Avec l’arrivée des Clara Luciani, Angèle, Aya Nakamura, Chris et Jeanne Added, les leçons de BigFlo & Oli, une page de la variété made in France est en train de doucement se refermer sur une génération de dinosaures dont la gloire parait aujourd’hui bien fanée… La chanson germe encore.

Baptiste Vignol


À cru


Elle chante des mots qu’auraient pu chanter Juliette Gréco, Régine, Barbara, Zizi Jeanmaire ou Dani pour lesquelles écrivirent Serge Gainsbourg, Jean-Jacques Debout et Frédéric Botton, ces paroliers d'élite. Des mots crus, des mots chauds, des mots à rebrousse-poils qui, toujours dits avec élégance, ne tournent jamais autour du pot. Des mots de femme aussi qui, l’air canaille, et pince-sans-rire, apostrophent les mâles dans leurs certitudes séculaires.

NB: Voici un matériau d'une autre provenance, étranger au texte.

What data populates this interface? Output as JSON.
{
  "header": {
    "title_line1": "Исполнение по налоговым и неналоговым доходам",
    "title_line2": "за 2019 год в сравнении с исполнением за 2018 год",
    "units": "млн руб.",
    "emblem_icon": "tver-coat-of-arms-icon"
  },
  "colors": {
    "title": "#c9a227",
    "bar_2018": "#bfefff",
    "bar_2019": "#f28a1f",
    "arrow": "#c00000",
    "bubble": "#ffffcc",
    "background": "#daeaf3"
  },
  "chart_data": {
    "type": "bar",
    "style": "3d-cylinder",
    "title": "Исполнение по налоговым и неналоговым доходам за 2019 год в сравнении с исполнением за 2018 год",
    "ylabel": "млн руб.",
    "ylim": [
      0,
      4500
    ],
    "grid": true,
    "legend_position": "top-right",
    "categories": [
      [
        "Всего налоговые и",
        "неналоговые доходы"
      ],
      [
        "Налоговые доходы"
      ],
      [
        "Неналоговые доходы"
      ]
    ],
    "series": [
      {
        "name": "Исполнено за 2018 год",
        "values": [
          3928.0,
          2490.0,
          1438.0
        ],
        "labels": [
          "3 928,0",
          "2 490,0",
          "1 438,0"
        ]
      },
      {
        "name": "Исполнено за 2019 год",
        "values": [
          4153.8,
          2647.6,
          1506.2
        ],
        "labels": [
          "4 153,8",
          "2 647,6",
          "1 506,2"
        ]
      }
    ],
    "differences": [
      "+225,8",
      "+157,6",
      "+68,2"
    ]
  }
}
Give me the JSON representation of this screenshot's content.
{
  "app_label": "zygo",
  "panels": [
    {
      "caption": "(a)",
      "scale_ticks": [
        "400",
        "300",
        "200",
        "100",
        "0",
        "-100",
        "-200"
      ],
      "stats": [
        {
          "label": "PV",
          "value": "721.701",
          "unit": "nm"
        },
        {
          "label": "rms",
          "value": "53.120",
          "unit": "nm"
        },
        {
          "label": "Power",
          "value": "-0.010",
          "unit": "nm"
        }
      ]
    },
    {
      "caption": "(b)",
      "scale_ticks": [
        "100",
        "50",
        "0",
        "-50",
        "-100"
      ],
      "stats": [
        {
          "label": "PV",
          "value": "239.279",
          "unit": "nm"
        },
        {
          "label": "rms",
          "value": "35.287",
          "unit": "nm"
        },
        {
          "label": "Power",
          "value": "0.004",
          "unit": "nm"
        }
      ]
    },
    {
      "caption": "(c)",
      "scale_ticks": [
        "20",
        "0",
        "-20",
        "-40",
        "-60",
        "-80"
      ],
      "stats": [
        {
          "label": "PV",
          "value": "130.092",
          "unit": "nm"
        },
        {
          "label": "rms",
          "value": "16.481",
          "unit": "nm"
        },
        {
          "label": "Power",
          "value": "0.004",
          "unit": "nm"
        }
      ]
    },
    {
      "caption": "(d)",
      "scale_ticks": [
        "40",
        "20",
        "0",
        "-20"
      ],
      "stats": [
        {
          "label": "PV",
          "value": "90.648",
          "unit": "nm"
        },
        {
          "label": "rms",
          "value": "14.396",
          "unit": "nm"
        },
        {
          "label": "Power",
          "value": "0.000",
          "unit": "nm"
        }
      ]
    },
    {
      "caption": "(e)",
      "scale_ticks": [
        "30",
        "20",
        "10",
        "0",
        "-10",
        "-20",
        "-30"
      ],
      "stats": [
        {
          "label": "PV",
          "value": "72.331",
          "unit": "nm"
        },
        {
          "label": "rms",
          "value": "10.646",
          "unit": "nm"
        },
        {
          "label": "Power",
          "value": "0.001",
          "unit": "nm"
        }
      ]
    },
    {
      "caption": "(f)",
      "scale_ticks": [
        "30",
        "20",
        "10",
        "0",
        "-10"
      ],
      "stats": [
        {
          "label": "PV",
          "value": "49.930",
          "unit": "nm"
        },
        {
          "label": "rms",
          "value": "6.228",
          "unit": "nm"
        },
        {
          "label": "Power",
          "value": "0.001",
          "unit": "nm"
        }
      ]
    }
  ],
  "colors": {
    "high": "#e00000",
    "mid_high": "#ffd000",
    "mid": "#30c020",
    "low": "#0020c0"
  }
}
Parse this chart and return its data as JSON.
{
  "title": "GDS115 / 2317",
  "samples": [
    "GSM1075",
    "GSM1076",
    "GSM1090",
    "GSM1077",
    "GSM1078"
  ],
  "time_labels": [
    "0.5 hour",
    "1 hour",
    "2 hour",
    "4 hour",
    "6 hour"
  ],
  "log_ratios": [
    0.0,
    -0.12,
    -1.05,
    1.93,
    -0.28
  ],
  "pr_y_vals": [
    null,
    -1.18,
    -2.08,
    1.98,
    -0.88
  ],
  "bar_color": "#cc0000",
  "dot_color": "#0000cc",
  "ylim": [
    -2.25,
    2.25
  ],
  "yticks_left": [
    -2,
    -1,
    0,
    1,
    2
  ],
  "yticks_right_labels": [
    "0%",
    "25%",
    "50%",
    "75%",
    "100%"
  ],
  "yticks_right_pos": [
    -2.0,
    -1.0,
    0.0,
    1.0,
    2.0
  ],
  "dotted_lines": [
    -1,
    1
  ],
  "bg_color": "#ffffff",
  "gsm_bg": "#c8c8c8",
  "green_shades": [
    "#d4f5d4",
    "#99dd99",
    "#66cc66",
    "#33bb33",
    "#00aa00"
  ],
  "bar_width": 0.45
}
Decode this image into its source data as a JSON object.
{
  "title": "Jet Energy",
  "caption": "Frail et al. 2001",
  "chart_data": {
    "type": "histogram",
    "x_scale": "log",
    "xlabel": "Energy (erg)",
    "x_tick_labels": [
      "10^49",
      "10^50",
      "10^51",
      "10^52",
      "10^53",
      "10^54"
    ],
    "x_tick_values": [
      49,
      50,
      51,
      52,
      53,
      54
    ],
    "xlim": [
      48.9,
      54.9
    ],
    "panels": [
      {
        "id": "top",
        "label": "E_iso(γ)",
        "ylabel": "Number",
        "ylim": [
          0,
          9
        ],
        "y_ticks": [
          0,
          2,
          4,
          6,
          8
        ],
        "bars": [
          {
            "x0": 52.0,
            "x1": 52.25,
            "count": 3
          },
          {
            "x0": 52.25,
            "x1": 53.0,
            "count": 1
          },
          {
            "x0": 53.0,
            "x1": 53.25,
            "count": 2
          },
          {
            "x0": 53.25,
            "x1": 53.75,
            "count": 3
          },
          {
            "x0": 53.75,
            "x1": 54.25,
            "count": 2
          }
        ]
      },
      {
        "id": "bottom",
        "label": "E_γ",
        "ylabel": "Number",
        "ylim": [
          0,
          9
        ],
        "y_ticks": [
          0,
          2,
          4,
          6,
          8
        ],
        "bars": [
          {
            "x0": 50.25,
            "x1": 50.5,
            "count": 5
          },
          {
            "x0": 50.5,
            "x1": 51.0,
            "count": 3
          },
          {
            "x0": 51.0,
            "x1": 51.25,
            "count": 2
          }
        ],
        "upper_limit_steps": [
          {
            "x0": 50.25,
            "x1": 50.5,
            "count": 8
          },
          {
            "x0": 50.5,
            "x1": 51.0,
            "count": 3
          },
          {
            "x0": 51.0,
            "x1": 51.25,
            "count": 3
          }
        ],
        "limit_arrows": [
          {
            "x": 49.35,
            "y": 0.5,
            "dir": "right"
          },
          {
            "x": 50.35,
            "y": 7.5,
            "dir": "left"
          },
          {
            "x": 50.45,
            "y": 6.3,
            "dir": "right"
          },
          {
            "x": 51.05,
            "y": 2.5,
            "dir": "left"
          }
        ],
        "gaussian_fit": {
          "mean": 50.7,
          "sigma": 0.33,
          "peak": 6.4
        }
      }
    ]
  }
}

Quand ils ne règlent pas carrément quelques comptes en tapant du talon aiguille sur la table (La Sol Do Mi). Réalisé par William Rousseau, produit par Vincent Baguian, son premier disque vient de sortir, il s'intitule SANS LE SUPERFLU et s'effeuille avec gourmandise. C'est beau un disque qui ne propose pas que des chansons à découvrir. Bien sûr, on pourrait se demander à quoi bon produire aujourd'hui un objet aussi précieux, avec livret, photos et textes joliment mis en pages, dans un bel emballage cartonné. A l’ancienne. Comme on le faisait jadis lorsque Juliette Gréco, Régine, Barbara ou Zizi Jeanmaire sortaient des 33 tours léchés, tape-à-l'œil et luxuriants. Tout est question de respect. Qu'on accorde ou pas au public. Cette jeune femme n'en manque pas. Le public, justement, pourra l'applaudir cet été dans le cadre du festival d’Avignon puisqu’elle y présentera tous les soirs son tour de chant et que le bouche-à-oreille devrait faire son effet. Son nom? Marjolaine Piémont. Canicule annoncée.